Issue: BCMJ, vol. 54, No. 10, December 2012, Page 491 Letters

I was somewhat surprised that the authors of the otherwise comprehensive articles on hypertension in the October 2012 BCMJ [“Assessing and managing hypertension” 54:390-412] did not take the opportunity to remind us of the existence of inter-arm dif­ference in blood pressure and its significance. The 2012 Canadian Hypertension Education Program (CHEP) recommendations state, “For initial read­ings, take the blood pressure in both arms and subsequently measure it in the arm with the highest reading.” Failure to follow these recommendations can delay the diagnosis of hypertension.

Inter-arm difference is relatively common. In a study of 230 people re­ceiving treatment for hypertension in primary care, Clark and colleagues found that 24% of people being treated for hypertension had a mean inter-arm difference in systolic blood pressure of 10 mm Hg or more and 9% of 15 mm Hg or more.[1]

Are such differences of clinical significance? Clark and colleagues think so. In their meta-analysis of 20 studies, they found that a difference of 10 mm Hg or more was strongly associated with subclavian stenosis and that a difference of 15 mm Hg or more was associated with peripheral vascular disease. 

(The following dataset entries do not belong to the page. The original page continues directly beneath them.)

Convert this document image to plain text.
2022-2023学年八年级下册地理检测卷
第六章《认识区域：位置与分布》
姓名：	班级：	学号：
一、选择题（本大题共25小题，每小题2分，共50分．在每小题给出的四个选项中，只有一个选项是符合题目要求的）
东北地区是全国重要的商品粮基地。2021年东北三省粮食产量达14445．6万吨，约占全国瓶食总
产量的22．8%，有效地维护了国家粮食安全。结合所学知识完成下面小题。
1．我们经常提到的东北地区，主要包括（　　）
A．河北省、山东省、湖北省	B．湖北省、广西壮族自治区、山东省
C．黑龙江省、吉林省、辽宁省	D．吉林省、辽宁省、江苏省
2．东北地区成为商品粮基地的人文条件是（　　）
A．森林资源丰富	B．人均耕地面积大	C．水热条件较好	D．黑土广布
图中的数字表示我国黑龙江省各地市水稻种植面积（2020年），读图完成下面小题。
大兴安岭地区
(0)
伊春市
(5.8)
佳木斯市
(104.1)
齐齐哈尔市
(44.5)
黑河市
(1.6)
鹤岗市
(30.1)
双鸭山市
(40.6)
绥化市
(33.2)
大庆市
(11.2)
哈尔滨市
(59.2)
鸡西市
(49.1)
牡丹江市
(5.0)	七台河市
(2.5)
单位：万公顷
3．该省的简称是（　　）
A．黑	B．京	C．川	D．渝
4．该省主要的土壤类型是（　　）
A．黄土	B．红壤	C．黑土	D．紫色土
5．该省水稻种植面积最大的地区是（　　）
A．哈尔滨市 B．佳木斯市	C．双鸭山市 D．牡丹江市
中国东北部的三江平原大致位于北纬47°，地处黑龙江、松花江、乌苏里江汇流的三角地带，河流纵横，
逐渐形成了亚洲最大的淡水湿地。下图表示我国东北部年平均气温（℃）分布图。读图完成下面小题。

They conclude that a difference of 10 mm Hg, or of 15 mm Hg or more between arms might help to identify patients who need further vascular assessment.[2]

Unfortunately, pharmacies with blood pressure measuring stations are set up so that it is virtually impossible to use the right arm for measurement.

Even in primary care, bilateral blood pressure measurements are not routine, probably for similar ergo­nomic reasons.

Although some physicians may be deterred by reading that simultaneous rather than sequential measurements are required, this is not practical—nor is it required by CHEP guidelines.
—Colin Campin, MB
Salt Spring Island


1.    Clark CE, Taylor RS, Shore AC, et al. The difference in blood pressure readings between arms and survival: Primary care cohort study. BMJ 2012;344:e1327.
2.    Clark CE, Taylor RS, Shore AC, et al. Association of a difference in systolic blood pressure between arms with vascular disease and mortality: A systematic review and meta-analysis. Lancet 2012;379(9819):905-914.

Colin Campin, MB,. Re: Accurate measurement of blood pressure. BCMJ, Vol. 54, No. 10, December, 2012, Page(s) 491 - Letters.